A good example of everything I'm talking about so far is the track "Red Devil". It's not even a punk song in the first place, the intro is a very Black Sabbath-y mood-setting eerie drone that leads into a repeating tribal bass/drum cadence. On top of that, Rob's goofy voice sets the tone further with his creepy spoken-word lyrics ("Red Devil bites your neck/Your tongue's stick out, your cock's erect"). As the song progresses, his voice becomes more desperate bouncing between high-pitched Satanic prayers and ghoulish, gutteral mutterings. Punctuated throughout are superimposed background yelps and shrieks. It has all the trappings of a great creep-o fuckin' early industrial or noise rock song, kind of like a less mechanized version of Swans or Suicide, but...I don't know, the components don't add up nicely. The creepiness is cheesy and there's not enough MONSTER FUCKING RIFFAGE to elevate it. The production sounds like Rob's snarling through the verses in his childhood bedroom. Any profound effect that the song attempts is ruined by the amateurish execution. And lot of the album feels this way. And it's a shame.

So what's good? With Mama it's more enjoyable if you revel more in the technical effort and less in the presentation. "Living is Free", the album opener, displays a lot of the type of technical effort to look forward to: complicated bass arpeggio workouts, crisp and clean drumming, pretty keyboard overdubs, and singing and songwriting that's brimming with personality. However, the actual chorus is an awkward speed bump; suddenly the song shifts on dime and Rob's electronically warped, barely-intelligible voice declares, with barely much of enthusiasm that immediately preceded it, "Living is free/Free and at ease/Living is free/Free and at ease...". Bah! Stuff like "My Roommate is Turning into a Monster" and "Mama's Little Boy" are similar slow-build jazz numbers, with groovy, sinister and snakey bass lines and more cool, unsettling vocals. However, both songs meander, they chug along endlessly on one or two chords, there's too much tension without much release. Especially "Mama's Little Boy", at nearly six minutes, doesn't deserve to go on this way for that long.

But the good stuff among it all is really good, honest! Like "Rich Guns", full of hooky stops and starts and punky, politically-charged lyrics! Or "We Are the Chopped", which has a neat, desperate atmosphere to it that actually works in this case to pair up with the minimalist emptiness (like with the echoed "We are the chopped - the chopped!" lines). I even like "Living in Détente", which has no pretense whatsoever of a punk song. It's a piano-driven lounge jazz number! And it works will as a surprise, straightly-played pleasant proper album closer, still sinister in the lyrics but barely betrayed by the music. These guys are smart and, thankfully, it already shows this early on.

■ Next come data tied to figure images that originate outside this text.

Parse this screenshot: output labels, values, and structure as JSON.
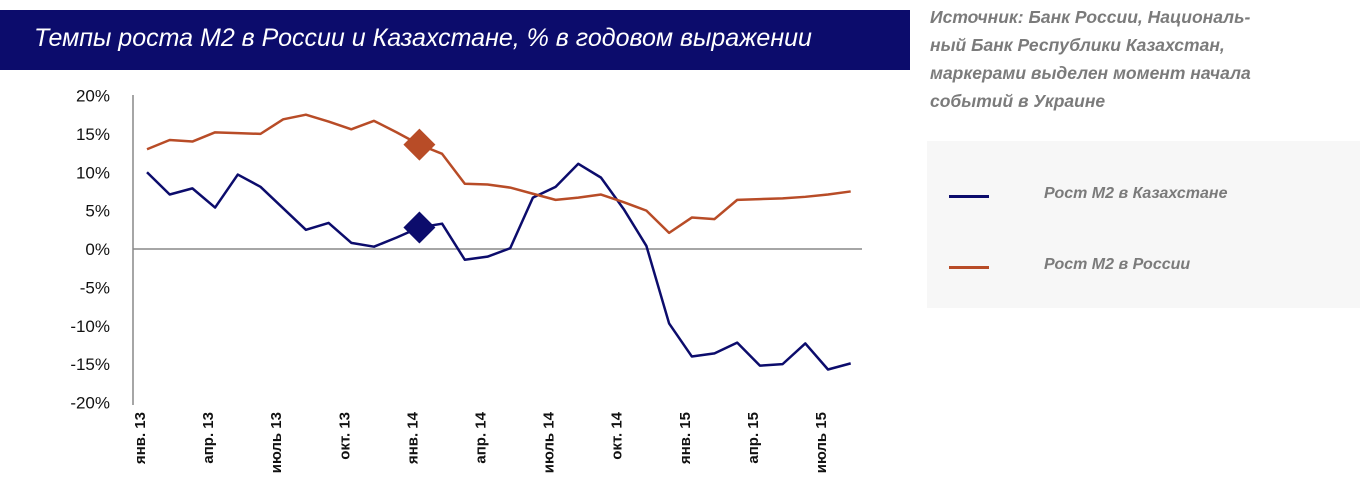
{
  "title": "Темпы роста М2 в России и Казахстане, % в годовом выражении",
  "source": "Источник: Банк России, Националь-ный Банк Республики Казахстан, маркерами выделен момент начала событий в Украине",
  "source_lines": [
    "Источник: Банк России, Националь-",
    "ный Банк Республики Казахстан,",
    "маркерами выделен момент начала",
    "событий в Украине"
  ],
  "chart_data": {
    "type": "line",
    "title": "Темпы роста М2 в России и Казахстане, % в годовом выражении",
    "ylim": [
      -20,
      20
    ],
    "yticks": [
      "20%",
      "15%",
      "10%",
      "5%",
      "0%",
      "-5%",
      "-10%",
      "-15%",
      "-20%"
    ],
    "ytick_values": [
      20,
      15,
      10,
      5,
      0,
      -5,
      -10,
      -15,
      -20
    ],
    "x": [
      "2013-01",
      "2013-02",
      "2013-03",
      "2013-04",
      "2013-05",
      "2013-06",
      "2013-07",
      "2013-08",
      "2013-09",
      "2013-10",
      "2013-11",
      "2013-12",
      "2014-01",
      "2014-02",
      "2014-03",
      "2014-04",
      "2014-05",
      "2014-06",
      "2014-07",
      "2014-08",
      "2014-09",
      "2014-10",
      "2014-11",
      "2014-12",
      "2015-01",
      "2015-02",
      "2015-03",
      "2015-04",
      "2015-05",
      "2015-06",
      "2015-07",
      "2015-08"
    ],
    "xtick_labels": [
      {
        "index": 0,
        "label": "янв. 13"
      },
      {
        "index": 3,
        "label": "апр. 13"
      },
      {
        "index": 6,
        "label": "июль 13"
      },
      {
        "index": 9,
        "label": "окт. 13"
      },
      {
        "index": 12,
        "label": "янв. 14"
      },
      {
        "index": 15,
        "label": "апр. 14"
      },
      {
        "index": 18,
        "label": "июль 14"
      },
      {
        "index": 21,
        "label": "окт. 14"
      },
      {
        "index": 24,
        "label": "янв. 15"
      },
      {
        "index": 27,
        "label": "апр. 15"
      },
      {
        "index": 30,
        "label": "июль 15"
      }
    ],
    "series": [
      {
        "name": "Рост М2 в Казахстане",
        "color": "#0c0c6c",
        "values": [
          10.0,
          7.1,
          7.9,
          5.4,
          9.7,
          8.1,
          5.3,
          2.5,
          3.4,
          0.8,
          0.3,
          1.5,
          2.8,
          3.3,
          -1.4,
          -1.0,
          0.1,
          6.7,
          8.1,
          11.1,
          9.3,
          5.2,
          0.4,
          -9.7,
          -14.0,
          -13.6,
          -12.2,
          -15.2,
          -15.0,
          -12.3,
          -15.7,
          -14.9
        ],
        "marker": {
          "index": 12,
          "value": 2.8
        }
      },
      {
        "name": "Рост М2 в России",
        "color": "#b84c27",
        "values": [
          13.0,
          14.2,
          14.0,
          15.2,
          15.1,
          15.0,
          16.9,
          17.5,
          16.6,
          15.6,
          16.7,
          15.2,
          13.6,
          12.4,
          8.5,
          8.4,
          8.0,
          7.2,
          6.4,
          6.7,
          7.1,
          6.1,
          5.0,
          2.1,
          4.1,
          3.9,
          6.4,
          6.5,
          6.6,
          6.8,
          7.1,
          7.5
        ],
        "marker": {
          "index": 12,
          "value": 13.6
        }
      }
    ],
    "legend": "right",
    "grid": false
  }
}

Tacked onto the end of the 1992 CD reissue are the four tracks from their 1981 Betrayal, Fear, Anger, Hatred EP. Noticeable here is the guitar on the forefront, especially with hard-rockin' "Try Not To Stutter" and "I'm All Wet". "Approaching Zero" sounds like the precursor to "Living in Détente": lead piano, bubbly lounge jazz, depressing lyrics! "Forget Your Life" is gothy and drone-y and even lower-fi than the lowest-fi parts of the album proper. They did this song better later. If you didn't know that these last four tracks were part of an earlier EP you wouldn't even really tell the difference, the band's growth isn't stark enough yet.

The end product is an atypical offering in the Nomeansno canon. Look to literally everything that they released after Mama for a better experience. Adding Andy Kerr on guitar added a much-needed layer of sound that--good for the Wright brothers for trying something different--ended up making the band way more interesting. Rob's voice gets deeper as time goes on too, which helps tremendously to add texture to his already-charismatic singing. All the talent was already there, it just needed a little more time to thrive. This was my first Nomeansno record, and it didn't scare me away, so all these years later I'd still recommend it to anybody who likes, you know, wimpy-ass art punk. Just listen to some of the other albums first.